Gli scatti di Roberto Graffi sull’arte della lavorazione del sughero a Calangianus, paesino della Gallura, nel nord-est della Sardegna, si potranno ammirare dal prossimo 16 febbraio presso la vineria ‘Taverna di Bacco’ in Blooms Lane, nel centro di Dublino. Nel corso della serata del 16, dalle 19, Irlandiani organizzerà l’inaugurazione della mostra dedicata alle istantanee del fotografo sardo. L’esposizione sarà visibile all’interno del locale italiano fino al 16 marzo prossimo. Il sughero e’ da sempre stato un simbolo, oltre che un’importante fonte di guadagno in Sardegna. Ogni volta che apriamo una bottiglia di vino abbiamo quell’emblema davanti ai nostri occhi. Ciò che non sappiamo è che quel piccolo tappo di sughero è in realtà frutto di tante ore di lavoro e di un sapere tramandato da diversi decenni di tradizione. Roberto Graffi, fine fotografo come da tradizione di famiglia, ci racconta con le sue splendide fotografie, frutto della poetica spontaneità dei personaggi da lui  immortalati, il processo della  lavorazione del sughero: dall’estrazione sulla pianta (quercus suber) fino alla creazione dei turaccioli.
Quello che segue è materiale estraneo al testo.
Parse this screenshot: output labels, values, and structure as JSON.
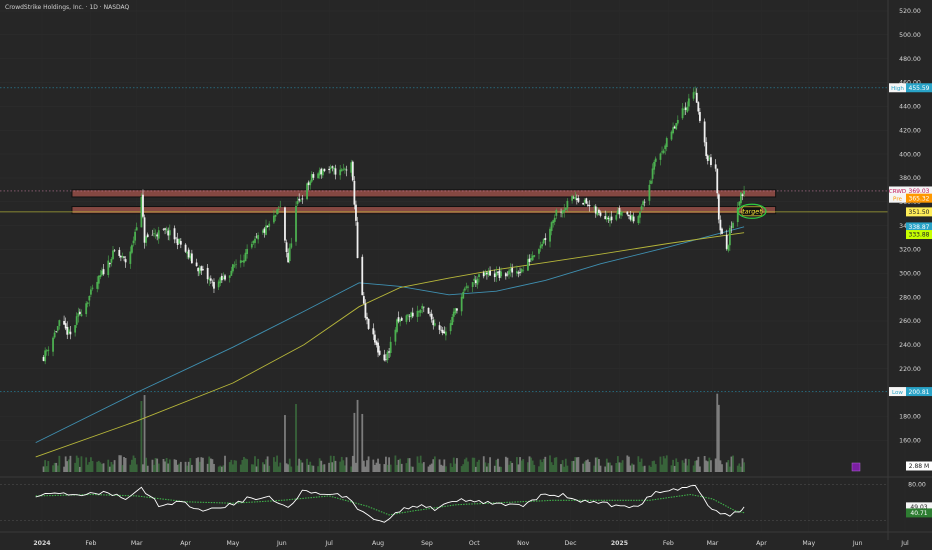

Nelle sue bellissime immagini, Roberto si concentra soprattutto sui visi di quelle persone per cui la lavorazione del sughero è da sempre parte integrante della vita quotidiana. Gente semplice e di esperienza, che usano da sempre pazienza, passione e professionalità nella lavorazione del materiale. Nelle foto e nelle frasi che compongono la mostra e’ facile intuire come si tratti di un mondo completamente diverso da quello di una grande capitale come Dublino, dove le giornate scorrono più lente e si ha più tempo da dedicare al dialogo ed alla malinconia.
Eppure tante bottiglie di vino e spumante conservate in maniera impeccabile dai tappi di sughero e poi stappate in tutte le frenetiche capitale europee (e non solo) hanno una storia che inizia in un piccolo paese dove la frenesia non esiste. "Il mondo fuori corre veloce" affermano attraverso la  finestra della loro bottega gli artigiani Mario (padre) e Ruggero (figlio) Cossu. Gli organizzatori della serata sono Mauro Demuro originario di Calangianus,che risiede a Dublino da diversi anni dopo aver vissuto 3 anni e mezzo a Londra e Francesco Dominoni, presidente di Irlandiani. Mauro ha voluto dare la possibilità ad un suo concittadino di esportare degli scatti d’autore anche qui a Irlanda, dopo la riuscita esposizione di Roberto nella sede del Consolato Generale d’Italia a Boston. Mauro ha dedicato tanto tempo a questo progetto spinto dal forte attaccamento alla sua terra, nonostante i tanti anni trascorsi all’estero. Francesco, da sempre sensibile alle iniziative atte a nobilitare la cultura italiana all’estero, ha subito accettato con entusiasmo di collaborare mettendo a disposizione il sito più visitato dagli italiani in Irlanda, (Irlandiani), per promuovere l’evento ed la sua esperienza  per aiutare a trovare un locale dove far ospitare l’esibizione fotografica. Nel corso della serata inaugurale ci sarà’ anche la possibilità di gustare del buon vino grazie alla fornita lista di vini della ‘Taverna’.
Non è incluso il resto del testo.